Bright argues that the fact that Section 577.054 has been replaced by Section 610.130, which will employ a different and narrower term (“intoxication-related traffic offense”) than the “alcohol-related driving offense” used in Section 577.054, supports the construction that Petitioner urges. We disagree. We believe the legislature merely clarified that the offense not only related to alcohol, but more specifically, related to the intoxication by alcohol or other drugs.
Careless and imprudent driving is an offense described in Section 304.012 of the Missouri statutes and states, “Every person operating a motor vehicle on the roads and highways of this state shall drive the vehicle in a careful and prudent manner and at a rate of speed so as not to endanger the property of another or the life or limb of any person and shall exercise the highest degree of care.” Similarly, Section 320.060 of the Municipal Code of the City of Town and Country, which section Petitioner was convicted, provides that “[e]very person operating a motor vehicle within this City shall drive the vehicle in a careful and prudent manner and at a rate of speed so as not to endanger the property of another or the life or limb of any person and shall exercise the highest degree of care.” Neither the state statute nor the ordinance mention anything about alcohol or intoxication, and a prosecutor would not have to prove that alcohol was involved or that the driver was intoxicated to sustain a conviction.
If courts accepted Petitioner’s interpretation that the offense of careless and imprudent driving constitutes an alcohol-related offense pursuant to Section 577.054 based on the initial charges or surrounding circumstances rather than the elements of the offense as written in the statute, this could essentially rewrite the statute and open the door to a much broader use of the expungement statute.
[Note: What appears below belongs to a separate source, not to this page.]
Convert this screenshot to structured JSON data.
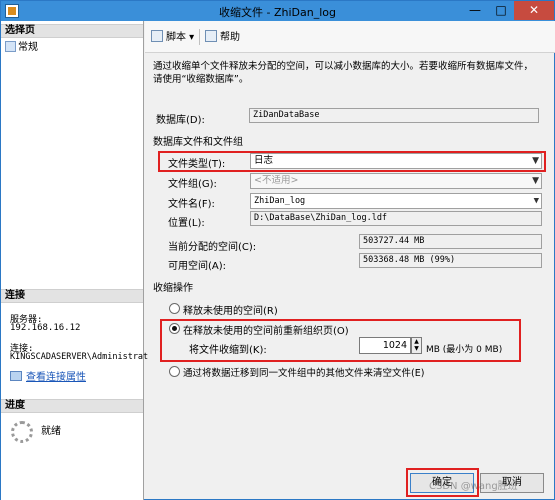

Based on Petitioner’s argument, simply demonstrating surrounding circumstances to a traffic violation such as having an open container of an alcoholic beverage in the car could then be expunged. Moreover, one could seek expungement of a moving violation that was part of a plea agreement and suspended imposition of sentence in a first-time offender’s driving while intoxicated charge. We do not wish to add meaning to the expungement statute or the careless and imprudent driving statute beyond what the legislature clearly intended based on the plain meaning of the language used. This Court did not make the law, but is obligated to enforce the law as enacted by the legislature. We defer to the plain language of the statutes here rather than defining terms by the surrounding facts of the case.
Petitioner’s point, including all its parts, are denied.
III. Conclusion
The judgment of the trial court is affirmed.
. As of January 1, 2017, however, “Intoxication-related traffic offense,” is defined in Section 577.001 as:
driving while intoxicated, driving with excessive blood alcohol content, driving under the influence of alcohol or drugs in violation of a county or municipal ordinance, or an offense in which the defendant was operating a vehicle while intoxicated and another person was injured or killed in violation of any state law, county or municipal ordinance, any federal offense, or any military offense.